Big-city nights

Welcome to the 21st century, Sacramento. Today, we will be dining at one of Sacramento’s hottest nightspots, Mikuni Japanese Restaurant and Sushi Bar, adjacent to the popular P.F. Chang’s China Bistro. Both are housed on the ground floor of one of Midtown’s most industrially chic renovations. Your dining experience at Mikuni will be enhanced by several large, flat-screen TVs and a stylish bar where enticing drinks will soften your 45-minute wait. Then, should you want some ringside action, you’ll have not one, not two, but three sushi bars at which to sit. Thank you for choosing Mikuni.

Having opened its third location with great fanfare late last year, Mikuni in Midtown is possibly the most San Franciscan restaurant Sacramento has opened to date.

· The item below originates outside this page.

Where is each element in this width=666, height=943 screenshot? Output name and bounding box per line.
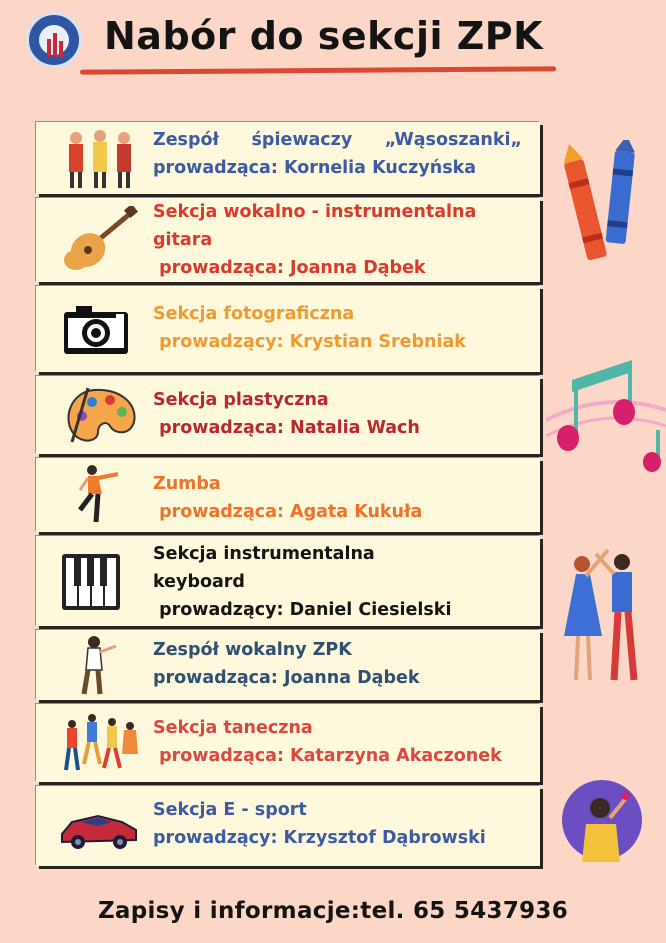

Actually, strike that. It’s the most “SOMA” restaurant—SOMA meaning the industrial South of Market pocket in San Francisco that screams, “Lofts, lofts, lofts!” There’s a difference, you know. Mikuni is not an upscale restaurant per se. You can still get by wearing jeans and sneakers. The difference is that you’d better be attractive while wearing them. (Think Queer Eye for the Straight Guy test.) Mikuni straddles the middle ground between fashionable chic and fashionable fun. It’s a tailor-made habitat for the sushi-and-cocktail crowd.

Like every other fabulously hip restaurant, Mikuni is big on cocktails. Many—like the Godzilla martinis, Fuji apple martinis and wasabi bloody marys—have obviously Japanese themes. Sitting ringside at the liquor bar during a 45-minute wait, we were mesmerized by the sheer speed, volume and presentation of the cocktails.

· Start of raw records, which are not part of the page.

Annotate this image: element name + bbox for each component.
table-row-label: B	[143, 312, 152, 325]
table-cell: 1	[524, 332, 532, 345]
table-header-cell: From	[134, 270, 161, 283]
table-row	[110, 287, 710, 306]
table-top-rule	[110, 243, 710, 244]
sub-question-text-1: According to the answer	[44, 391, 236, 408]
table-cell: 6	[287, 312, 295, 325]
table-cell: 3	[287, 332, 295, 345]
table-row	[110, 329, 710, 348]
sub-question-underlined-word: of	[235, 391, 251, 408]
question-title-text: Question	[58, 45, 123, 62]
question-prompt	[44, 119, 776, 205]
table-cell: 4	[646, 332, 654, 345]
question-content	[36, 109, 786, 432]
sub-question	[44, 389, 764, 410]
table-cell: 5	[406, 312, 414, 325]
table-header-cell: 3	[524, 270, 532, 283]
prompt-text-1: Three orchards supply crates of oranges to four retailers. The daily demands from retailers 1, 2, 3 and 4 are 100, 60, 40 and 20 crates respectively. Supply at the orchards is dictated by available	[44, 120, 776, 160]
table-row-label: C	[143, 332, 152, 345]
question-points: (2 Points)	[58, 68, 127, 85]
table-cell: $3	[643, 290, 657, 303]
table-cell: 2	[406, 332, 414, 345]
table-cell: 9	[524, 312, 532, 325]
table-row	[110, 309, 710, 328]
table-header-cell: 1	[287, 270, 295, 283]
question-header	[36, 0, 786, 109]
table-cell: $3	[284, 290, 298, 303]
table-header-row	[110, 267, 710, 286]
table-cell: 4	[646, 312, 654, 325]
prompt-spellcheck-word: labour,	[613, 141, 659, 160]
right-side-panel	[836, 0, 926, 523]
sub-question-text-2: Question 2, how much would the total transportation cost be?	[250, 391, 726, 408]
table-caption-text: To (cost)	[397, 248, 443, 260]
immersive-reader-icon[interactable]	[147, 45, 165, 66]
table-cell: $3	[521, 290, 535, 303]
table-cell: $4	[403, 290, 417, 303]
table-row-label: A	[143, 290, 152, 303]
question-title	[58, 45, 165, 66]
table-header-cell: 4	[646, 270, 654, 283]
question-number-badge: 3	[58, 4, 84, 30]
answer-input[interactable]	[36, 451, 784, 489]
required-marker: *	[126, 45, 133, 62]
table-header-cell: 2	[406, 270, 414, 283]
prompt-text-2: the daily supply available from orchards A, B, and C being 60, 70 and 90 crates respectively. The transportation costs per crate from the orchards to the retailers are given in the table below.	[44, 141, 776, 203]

Not to be outdone, the kitchen and sushi chefs matched the bar’s performance by turning out amazingly fresh, well-crafted food with flair. The barbecued white-tuna appetizer held three hunky pieces of tuna. Each piece was seared on the outside but rare on the inside, with textbook-perfect grill marks. Their exteriors were sweet, as if brushed with marinade. The “barbecue” dipping sauce was a spicy, pungent red paste—almost a rip-off of the Korean red-pepper paste that goes into bibimbap. The difference was that this one was better—more refined, to complement its tuna companion.

The agedashi tofu appetizer also came off well. Generous portions of soft tofu covered with a light, fried batter ("tempura lite") sat in a sweet, delicate dipping sauce, flanked by grated ginger. The exterior batter came off too easily, but the flavor was spot-on.

The capper on our round of appetizers was an oyster shooter. The oyster came drowned in hot sake. Chili sauce and a quail egg served as its last earthly companions down the hatch. Two flicks of the wrist later, the shooter was gone. It was more like a drive-by than an appetizer. It wasn’t clear what had happened. Only the heat in the mouth and the belly remained.

Admittedly, I’m a bad judge of oyster shooters. I like my oysters. I like my sake. I like my chili sauce. I like my quail eggs. But I prefer to relish the character of each alone.

This actually brings me to a point about “sushi,” e.g., sashimi, nigiri and rolls. Sashimi is the ultimate form of ingredient separatism. It’s just the fish in its naked, raw state, with only a little soy-sauce-wasabi mixture to baptize it. Nigiri departs from this purity with a rice foundation. Rolls represent the opposite end of the spectrum, with an ingredient orgy. You hardly know how each ingredient tastes, only how they taste together all mashed in your mouth. At Mikuni, eating at one end of the spectrum or another is a cinch.

The yellowtail sashimi, sliced on the thin side, imparted a superb velvety feel to the mouth. Absolutely fresh, the sliced fish were beautiful specimens with a glossy sheen. Likewise, the fresh salmon nigiri proved excellent, attractive in hue and simply presented.

The rolls were more substantial and filling. We tried the Folsom, which came with fried oyster, rice, seaweed and kisses of avocado on top. It was drizzled with special sauces—a mayonnaisey one and a sweet, teriyaki-like one. The oyster was more prominent in some pieces than in others, but the whole combination was highly pleasing. The rice, in particular, stood out, with its perfect sticky consistency and just the right amount of rice vinegar to achieve a tangy backdrop.

The hand roll—the Mikey to be exact—fared less well. Although the ubiquitous seaweed was pleasant, the snow crab was bland, and the avocado sparse, and the solitary fried shrimp desperately needed something to bond it to the other ingredients. It lacked the simplicity of nigiri but fell short of the depth of flavor of the multifaceted rolls. Apparently, the special sauces assigned to the hand roll had gone missing.

Service at Mikuni—from the on-target hostesses to the uber-bartenders and the friendly, knowledgeable wait staff—was flawless that evening, which shows that Mikuni is more than ready for prime time in a thriving restaurant city. Could it be that Sacramento has finally become that city? To be sure, the 21st century may not be found everywhere in Sacramento, but on the corner of 15th and J streets, it sure is.